Geoff Bobb, executive director of Epilepsy Toronto, is anything but a spineless sort of guy. So when hundreds of letters from the Muslim community began flooding into his office, asking that the Prophet Mohammed's name be removed from Epilepsy Toronto's list of famous people with the disorder, his first instinct was to stand firm.
The on-line list, which sweeps its way through a huge cast of characters beginning with Socrates, Saint Paul and Joan of Arc and moving through to Napoleon, Newton, Alfred Nobel, Flaubert, Agatha Christie and Danny Glover, is there to empower people who suffer seizures.

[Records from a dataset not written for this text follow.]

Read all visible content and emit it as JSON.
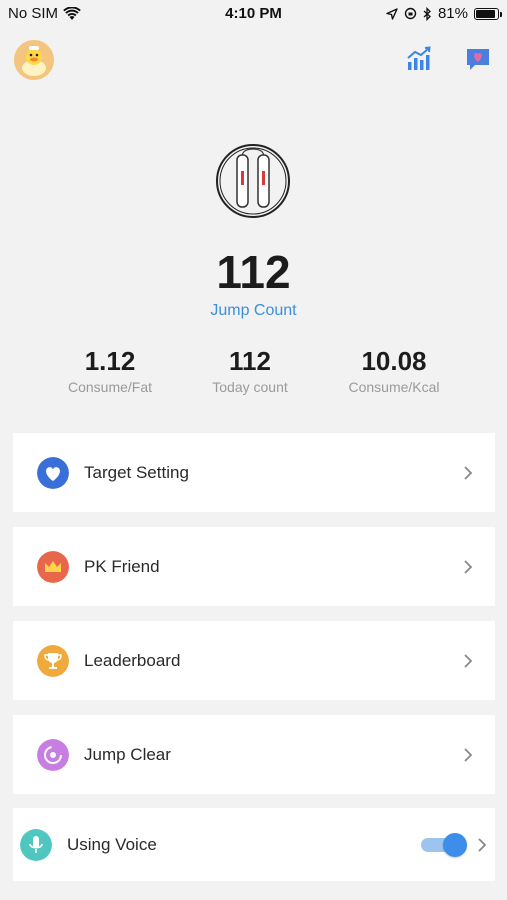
{
  "status_bar": {
    "carrier": "No SIM",
    "time": "4:10 PM",
    "battery_percent": "81%",
    "battery_level": 0.81
  },
  "header": {
    "avatar_icon": "duck-avatar-icon",
    "stats_icon": "bar-chart-trend-icon",
    "message_icon": "heart-message-icon"
  },
  "hero": {
    "count": "112",
    "count_label": "Jump Count"
  },
  "stats": [
    {
      "value": "1.12",
      "label": "Consume/Fat"
    },
    {
      "value": "112",
      "label": "Today count"
    },
    {
      "value": "10.08",
      "label": "Consume/Kcal"
    }
  ],
  "menu": [
    {
      "label": "Target Setting",
      "icon": "heart-icon",
      "color": "#3a6fd8"
    },
    {
      "label": "PK Friend",
      "icon": "crown-icon",
      "color": "#e8674a"
    },
    {
      "label": "Leaderboard",
      "icon": "trophy-icon",
      "color": "#f0a93c"
    },
    {
      "label": "Jump Clear",
      "icon": "target-clear-icon",
      "color": "#c77ee3"
    }
  ],
  "voice": {
    "label": "Using Voice",
    "icon": "microphone-icon",
    "color": "#4fc7c0",
    "enabled": true
  },
  "colors": {
    "accent_blue": "#3b8fd9",
    "background": "#f2f2f2"
  }
}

If you think that epilepsy stands in the way of achievement, the names are there to make you think again.
Now, however, Mohammed's name is no longer on the list. Mr. Bobb says he removed it because the complaints -- some of which came from as far away as Egypt and India -- convinced him that the Muslim Prophet's medical condition could not be historically confirmed.
A writer who identified himself only as Yousuf wrote, "Make an apology and repentence [sic] to Almighty, for you will be accounted for your deeds On The Day Of Judgment. Amen."
At least one letter writer, who declined to speak with The Globe and Mail, also visited Epilepsy Toronto's King Street office.
But Mr. Bobb, who discussed the issue with staff after the letters began to arrive in February, says the Toronto group wasn't forced into the decision.
"We were challenged by a number of members of the Muslim community to authenticate our source. The best we could come up with, in the history books, were comments from [author] Fyodor Dostoyevsky to the effect that Mohammed's visions were, in reality, seizures. While entirely possible, our challengers were quick to take issue with this view of history and suggested that it was motivated by Christian-based propaganda to discredit Islam.
Given the rest of Muhammad's history, epilepsy would have been among the least of his problems.
Or perhaps, the most fateful grand mal seizures in history.